Holy Week isn’t just a school holiday when kids color eggs and dress up like bunnies. For progressive faith leaders who represent the ISAIAH coalition of churches and social justice believers, remembering the passion, death and Resurrection of Christ is a sacred time, and an appropriate time to call out sin and to come to the aid of those in need.
It’s also a propitious time, the religious leaders decided, to call on lawmakers and the banking industry to stop fighting laws empowering home owners facing foreclosure.
So on Maundy Thursday in the Minneapolis suburb of Brooklyn Park, half a dozen people of the cloth gathered in front of a vacant house, a home abandoned by a family of six after they defaulted on their mortgage during the 2008 financial crisis. With a wooden cross punctured by nails lying on the snow before them, leaders of Isaiah/Faith in Democracy prayed and preached the need for enshrining homeowner rights in state law, and for an end to the bank-driven home foreclosure crisis.
“As people of faith, we remember Holy Week as the time when Jesus came to redeem people from sin, from shame and from destruction,” said Rev. Paul Slack, the pastor of New Creation Church in Minneapolis and the President of ISAIAH. “When we see all the unnecessary foreclosures in Minnesota, we see that as sin.”

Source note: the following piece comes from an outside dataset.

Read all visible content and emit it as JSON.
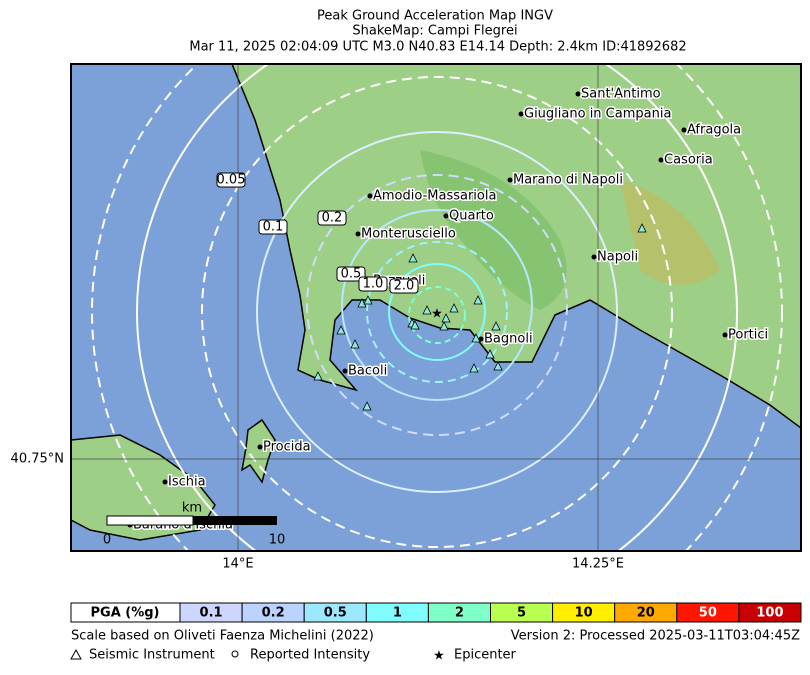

Part of Isaiah’s program is an on-going effort “to create a Minnesota that seeks fairness in all its dealings, eliminating financial discrimination against communities of color, supporting best practices in foreclosure prevention, and taking an aggressive approach to enforcing fair lending laws.” The group has been working hard to convince Democrats who control the Legislature to support a “Homeowners’ Bill of Rights” that would establish a single point of contact for struggling homeowners, stop “dual-tracking” practices by banks and require automatic mediation between every person facing foreclosure and their lender. But the effort has been frustrated, so far, by the reluctance of some Democrats to oppose the banking industry and its lobbyists.
Rep. Mike Freiberg, (DFL-Golden Valley), introduced legislation modeled after California’s Homeowners’ Bill of Rights, which advocates say has significantly reduced foreclosures and evictions. But Freiberg’s initiative was stonewalled in committee, as fellow Democrats watered down the legislation after the banking industry objected.

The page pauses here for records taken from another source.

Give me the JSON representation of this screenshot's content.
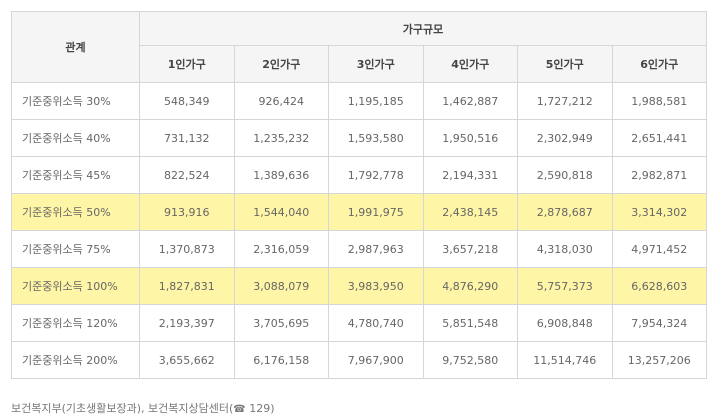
{
  "table": {
    "corner_header": "관계",
    "group_header": "가구규모",
    "columns": [
      "1인가구",
      "2인가구",
      "3인가구",
      "4인가구",
      "5인가구",
      "6인가구"
    ],
    "rows": [
      {
        "label": "기준중위소득 30%",
        "highlight": false,
        "values": [
          "548,349",
          "926,424",
          "1,195,185",
          "1,462,887",
          "1,727,212",
          "1,988,581"
        ]
      },
      {
        "label": "기준중위소득 40%",
        "highlight": false,
        "values": [
          "731,132",
          "1,235,232",
          "1,593,580",
          "1,950,516",
          "2,302,949",
          "2,651,441"
        ]
      },
      {
        "label": "기준중위소득 45%",
        "highlight": false,
        "values": [
          "822,524",
          "1,389,636",
          "1,792,778",
          "2,194,331",
          "2,590,818",
          "2,982,871"
        ]
      },
      {
        "label": "기준중위소득 50%",
        "highlight": true,
        "values": [
          "913,916",
          "1,544,040",
          "1,991,975",
          "2,438,145",
          "2,878,687",
          "3,314,302"
        ]
      },
      {
        "label": "기준중위소득 75%",
        "highlight": false,
        "values": [
          "1,370,873",
          "2,316,059",
          "2,987,963",
          "3,657,218",
          "4,318,030",
          "4,971,452"
        ]
      },
      {
        "label": "기준중위소득 100%",
        "highlight": true,
        "values": [
          "1,827,831",
          "3,088,079",
          "3,983,950",
          "4,876,290",
          "5,757,373",
          "6,628,603"
        ]
      },
      {
        "label": "기준중위소득 120%",
        "highlight": false,
        "values": [
          "2,193,397",
          "3,705,695",
          "4,780,740",
          "5,851,548",
          "6,908,848",
          "7,954,324"
        ]
      },
      {
        "label": "기준중위소득 200%",
        "highlight": false,
        "values": [
          "3,655,662",
          "6,176,158",
          "7,967,900",
          "9,752,580",
          "11,514,746",
          "13,257,206"
        ]
      }
    ],
    "highlight_color": "#fef5a6"
  },
  "source": {
    "text_before": "보건복지부(기초생활보장과), 보건복지상담센터(",
    "phone_icon": "phone-icon",
    "phone_number": " 129)"
  }
}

“Financial institutions and corporations are experiencing record-breaking profits,” said Pastor Slack. “We call upon them now to join us in the redemptive strategy of keeping families inside their homes…We need to think about the people who lived in this home. Not just the home, not just the dollars behind it, but the children who were growing up here.”
Though the deadline for introducing legislation has passed, Rev. Grant Stevensen of Saint Paul-Reformation Church in St. Paul said he hopes Democrats (who have a majority in both chambers) will still push the bill forward, bring it to the House and Senate floors for a vote and present it to Governor Mark Dayton — whom activists hope would sign such a bill.
Stevensen recalled that in the late 1980s, a similar political battle was fought between banks and farmers who faced foreclosure. At the time, the banks resisted efforts to make them enter into negotiations with the farmers.
“If you ask (the banks) today what they think about the mediation between them and farmers, they would say it was good piece of legislation because it helped us keep so many family farms,” said Stevensen.
“Five years from now, after we pass the homeowners’ bill of rights, banks that are currently saying ‘this is not a good idea’ are going to be saying ‘that was a good idea’. It was good for our communities. It was good for our families. And it was ultimately good for the banks.”